道に戻って歩き始める。一本道のはずなのに迷路に迷い込んでしまったような気がした。一歩一歩道を確認しながら歩く。
そうだ、照明魔法だ。簡単なことを忘れていた。しかし、今ここで照明魔法を使うと何かに負けた気分になる。駆は明かりをつけずに歩き続けた。
これが冒険者というやつだな。
内地の町の真ん中で冒険者気分に浸れた。
しかし、歩いても歩いても視界は真っ暗だった。こんなに深い闇が町の中にあるのか。井黒の夜は白井よりも暗い。街灯が町中でも少ない。隣を流れる川には下に空間がある。そこに地底人が住んでいる。ぽたぽたと雨もりをする。川の水だ。地底から温泉が湧いていてその空間には浴場もある。温泉に地底人が浸かっている。そばで雨もりの川の水が滴る。声が響くから子どもたちが歌を歌っている。静かにすると上から川のせせらぎが聞こえる。その空間には今歩いている道からマンホールを使って降りて行くことができる。地底人たちも夜中にこっそりそこから這い出て終日営業の食料品店に買い物に行く。金は近くに金鉱があってそこで賄える。

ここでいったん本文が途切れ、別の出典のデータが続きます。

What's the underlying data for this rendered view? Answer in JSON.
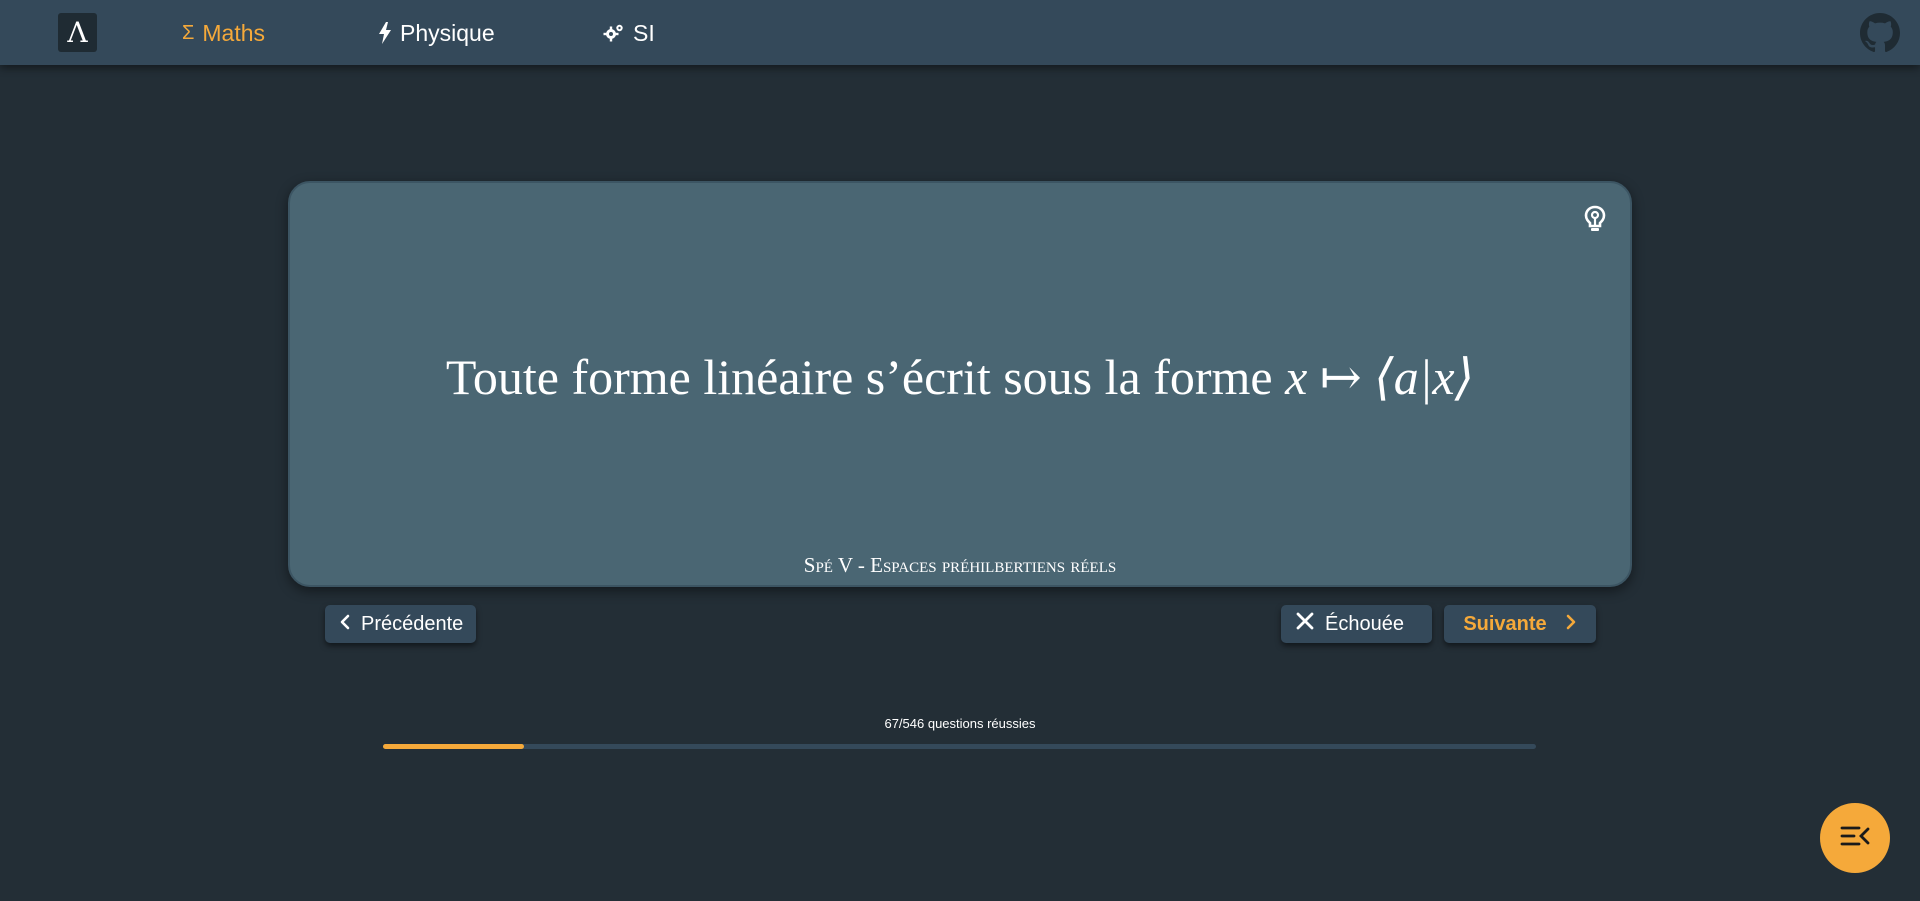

そんな想像力を働かせていると、やがて町の明かりが見えてきた。ゴールだ。しかしおかしなことに気がついた。目の前に見えるのは背を向けたはずの町並みだ。川も川下に向かっている。引き返して戻ってしまったようだ。振り向くと依然暗闇がどこまでも続いていた。あの先は何があるんだ?
しかし、もう確認する気にはならなかった。そのまま町の中へと歩いていった。